NOTA:6/10
Por Caio Aquino
Após o icônico personagem dos videogames render mais de 1 bilhão à Illumination, o estúdio recebeu sinal verde para expandir o universo com uma das sequências mais famosas do encanador em “Super Mario Galaxy”.
A Nintendo faz uma aposta ainda mais ousada nesta continuação de “Super Mario Bros.”, buscando manter o sucesso do filme anterior enquanto amplia seu universo para futuras produções, atraindo tanto fãs antigos quanto novos.
De fato, o longa funciona como uma verdadeira bomba de nostalgia para o público de longa data e como uma diversão imediata para as crianças. No entanto, o filme peca ao tentar se desenvolver como obra cinematográfica, apresentando uma narrativa que, embora dinâmica, muitas vezes parece existir apenas como ponte para a próxima referência.
Após derrotar Bowser e salvar o Brooklyn, Mario e seus amigos passam a enfrentar uma nova ameaça: Bowser Jr., conspira para dominar o mundo. Para detê-los, o grupo se vê obrigado a unir forças com Yoshi, formando uma aliança improvável diante do novo perigo.
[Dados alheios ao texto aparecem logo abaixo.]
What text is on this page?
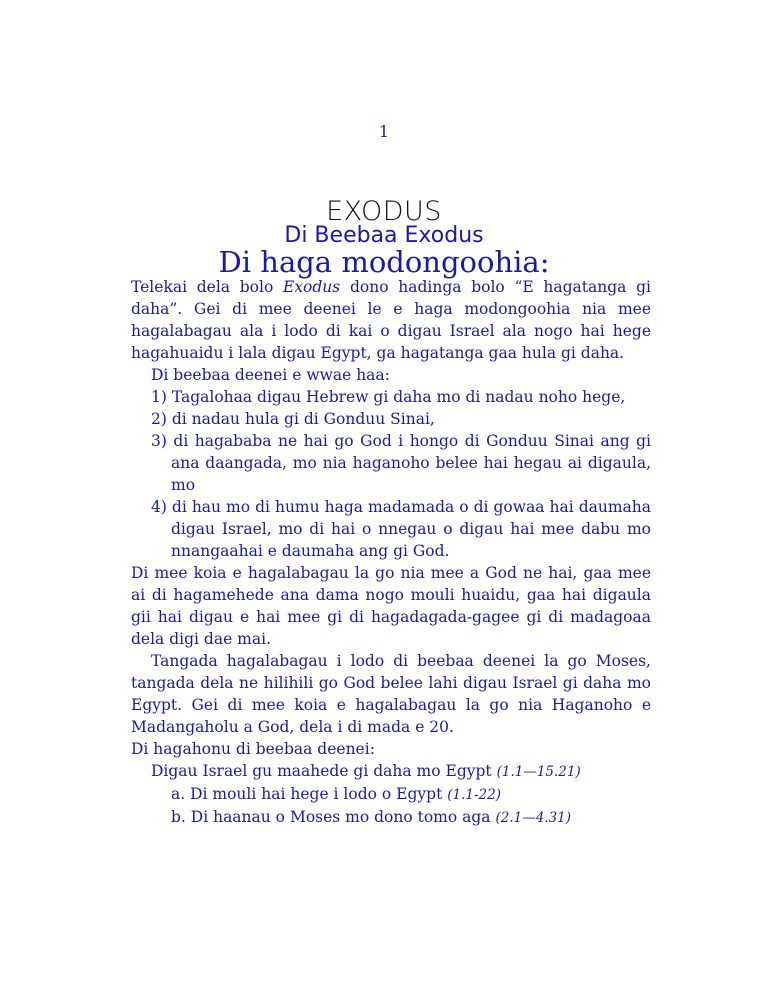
1
EXODUS
Di Beebaa Exodus
Di haga modongoohia:

Telekai dela bolo Exodus dono hadinga bolo “E hagatanga gi daha”. Gei di mee deenei le e haga modongoohia nia mee hagalabagau ala i lodo di kai o digau Israel ala nogo hai hege hagahuaidu i lala digau Egypt, ga hagatanga gaa hula gi daha.

Di beebaa deenei e wwae haa:

1) Tagalohaa digau Hebrew gi daha mo di nadau noho hege,

2) di nadau hula gi di Gonduu Sinai,

3) di hagababa ne hai go God i hongo di Gonduu Sinai ang gi ana daangada, mo nia haganoho belee hai hegau ai digaula, mo

4) di hau mo di humu haga madamada o di gowaa hai daumaha digau Israel, mo di hai o nnegau o digau hai mee dabu mo nnangaahai e daumaha ang gi God.

Di mee koia e hagalabagau la go nia mee a God ne hai, gaa mee ai di hagamehede ana dama nogo mouli huaidu, gaa hai digaula gii hai digau e hai mee gi di hagadagada-gagee gi di madagoaa dela digi dae mai.

Tangada hagalabagau i lodo di beebaa deenei la go Moses, tangada dela ne hilihili go God belee lahi digau Israel gi daha mo Egypt. Gei di mee koia e hagalabagau la go nia Haganoho e Madangaholu a God, dela i di mada e 20.

Di hagahonu di beebaa deenei:

Digau Israel gu maahede gi daha mo Egypt (1.1—15.21)

a. Di mouli hai hege i lodo o Egypt (1.1-22)

b. Di haanau o Moses mo dono tomo aga (2.1—4.31)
A condução da história é acelerada, especialmente pelo viés cômico — uma escolha coerente com o público-alvo. As piadas, por vezes, funcionam apenas para as crianças; em outros momentos, atingem ambos os públicos; e, em alguns casos, simplesmente não funcionam.
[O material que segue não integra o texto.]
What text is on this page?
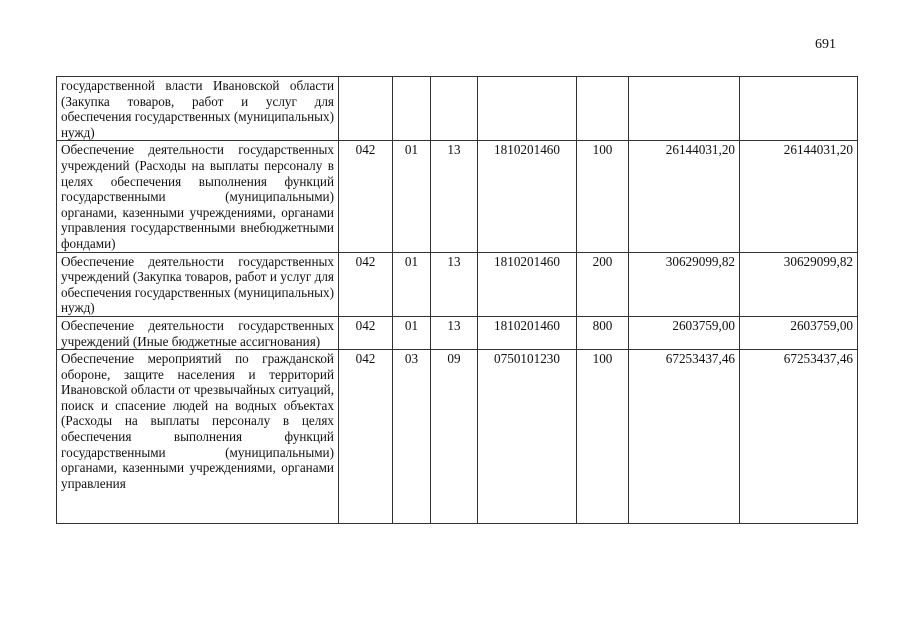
691
государственной власти Ивановской области (Закупка товаров, работ и услуг для обеспечения государственных (муниципальных) нужд)							
Обеспечение деятельности государственных учреждений (Расходы на выплаты персоналу в целях обеспечения выполнения функций государственными (муниципальными) органами, казенными учреждениями, органами управления государственными внебюджетными фондами)	042	01	13	1810201460	100	26144031,20	26144031,20
Обеспечение деятельности государственных учреждений (Закупка товаров, работ и услуг для обеспечения государственных (муниципальных) нужд)	042	01	13	1810201460	200	30629099,82	30629099,82
Обеспечение деятельности государственных учреждений (Иные бюджетные ассигнования)	042	01	13	1810201460	800	2603759,00	2603759,00
Обеспечение мероприятий по гражданской обороне, защите населения и территорий Ивановской области от чрезвычайных ситуаций, поиск и спасение людей на водных объектах (Расходы на выплаты персоналу в целях обеспечения выполнения функций государственными (муниципальными) органами, казенными учреждениями, органами управления	042	03	09	0750101230	100	67253437,46	67253437,46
Há situações em que o excesso compromete o efeito. Em determinado momento, uma mesma piada é repetida diversas vezes em um curto intervalo: na primeira, soa levemente divertida; nas repetições seguintes, perde força e passa a gerar uma sensação de cansaço — refletida até mesmo nos próprios personagens.
Dentro desse cenário, quem mais se destaca é Yoshi. Mais do que Mario e Luigi, o dinossauro traz frescor a uma narrativa que frequentemente repete elementos já conhecidos. Interpretado por Donald Glover, o personagem consegue se comunicar com o público mesmo tendo como única fala “Yoshi”.
Seu humor físico dita o tom de suas aparições, consolidando-o como o principal alívio cômico do filme desde sua introdução. Ainda que não desempenhe um papel central na trama, acaba se tornando o elemento mais marcante da produção.
Ao final, “Super Mario Galaxy” cumpre seu objetivo. Resgata o fã antigo ao revisitar o universo da Nintendo — não apenas o de Mario — e leva famílias e crianças ao cinema, que, mesmo sem contato prévio com a obra original, conseguem se conectar e se divertir com a história proposta.